The Delhi Urban Platform
invites you to
Made in Delhi : Post-1947 Cultural Institutions
http://delhiurbanplatform.org/2011/04/made-in-delhi-post-1947-cultural-institutions/
Speakers:
Ashok Vajpeyi, Hindi poet, critic, cultural administrator; Currently, Chairman,Lalit Kala Akademi, Delhi
Kaushik Bhaumik, Historian and Senior Vice-President, The Film House, Osian’s
Vidya Shivadas, Art Critic and Curator, Vadhera Gallery, Delhi
Ram Rahman, Architect and Photographer
Ravi Vasudevan, Film Historian, CSDS/SARAI, Chair & Discussant
Date : 13th April, 2011 Time :4:30-6:30 pm
Venue: Seminar Room, CSDS, 29 Rajpur Road, New Delhi
This panel will interrogate an important aspect of Delhi’s identity as a hosting site for a national imaginary about culture as it emerges, post-1947, via the realms of policy pertaining to language/literature, the arts, media and higher education. Arguably, these domains were key to the articulation of an official vision through which the divergent logics of democracy, development and regional interests could be reconciled into manageable equations within the national-federal space.

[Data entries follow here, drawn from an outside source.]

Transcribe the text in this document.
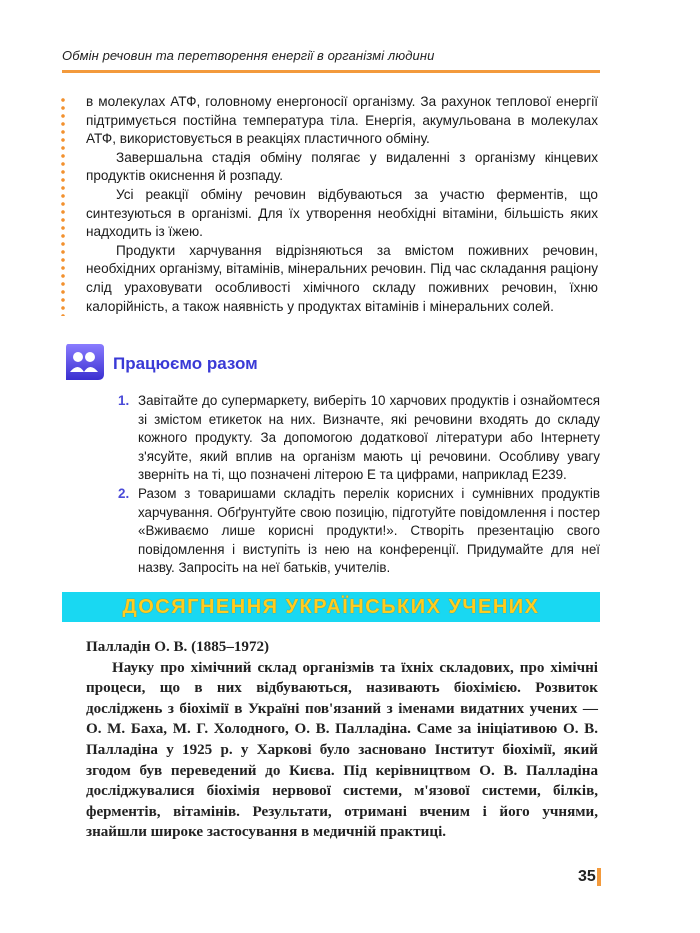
Обмін речовин та перетворення енергії в організмі людини

в молекулах АТФ, головному енергоносії організму. За рахунок теплової енергії підтримується постійна температура тіла. Енергія, акумульована в молекулах АТФ, використовується в реакціях пластичного обміну.

Завершальна стадія обміну полягає у видаленні з організму кінцевих продуктів окиснення й розпаду.

Усі реакції обміну речовин відбуваються за участю ферментів, що синтезуються в організмі. Для їх утворення необхідні вітаміни, більшість яких надходить із їжею.

Продукти харчування відрізняються за вмістом поживних речовин, необхідних організму, вітамінів, мінеральних речовин. Під час складання раціону слід ураховувати особливості хімічного складу поживних речовин, їхню калорійність, а також наявність у продуктах вітамінів і мінеральних солей.

Працюємо разом
1. Завітайте до супермаркету, виберіть 10 харчових продуктів і ознайомтеся зі змістом етикеток на них. Визначте, які речовини входять до складу кожного продукту. За допомогою додаткової літератури або Інтернету з'ясуйте, який вплив на організм мають ці речовини. Особливу увагу зверніть на ті, що позначені літерою Е та цифрами, наприклад Е239.
2. Разом з товаришами складіть перелік корисних і сумнівних продуктів харчування. Обґрунтуйте свою позицію, підготуйте повідомлення і постер «Вживаємо лише корисні продукти!». Створіть презентацію свого повідомлення і виступіть із нею на конференції. Придумайте для неї назву. Запросіть на неї батьків, учителів.
ДОСЯГНЕННЯ УКРАЇНСЬКИХ УЧЕНИХ

Палладін О. В. (1885–1972)

Науку про хімічний склад організмів та їхніх складових, про хімічні процеси, що в них відбуваються, називають біохімією. Розвиток досліджень з біохімії в Україні пов'язаний з іменами видатних учених — О. М. Баха, М. Г. Холодного, О. В. Палладіна. Саме за ініціативою О. В. Палладіна у 1925 р. у Харкові було засновано Інститут біохімії, який згодом був переведений до Києва. Під керівництвом О. В. Палладіна досліджувалися біохімія нервової системи, м'язової системи, білків, ферментів, вітамінів. Результати, отримані вченим і його учнями, знайшли широке застосування в медичній практиці.

35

And yet for all its centrality within the Nehruvian imagination, the making of cultural policy has proceeded without significant debate, in largely ‘commonsensical’, un-reflexive ways, while the field has remained somewhat stigmatized within the social sciences and the newer inter-disciplinary fields.
Seeking to move away from a facile view of policy as ‘mere’ application, this discussion will focus on the ways in which Delhi’s urban identity as a modern city has lent itself or, in turn, has been derived from its historic role as a space of mediation over key cultural and political issues.
An enduring part of Delhi’s legacy to the nation, the making of cultural policy and its institutional elaboration in/via the national capital defined categories and mechanisms through which social hierarchies and regional differences were negotiated and linked to structures of patronage that would impinge on cultural and intellectual production. The location of these processes in Delhi has thus resonated profoundly in spaces far beyond the capital’s city limits.
Highlighting the elemental links between cultural policy interventions and the making of institutional cultures in the decades after 1947, or their remaking, both, post-Emergency and after liberalisation, our panelists will thus seek to explore possible continuities between the rationale and rhetoric of key policy junctures/documents/ statements, institutional forms and ongoing processes of democratization and marginalization.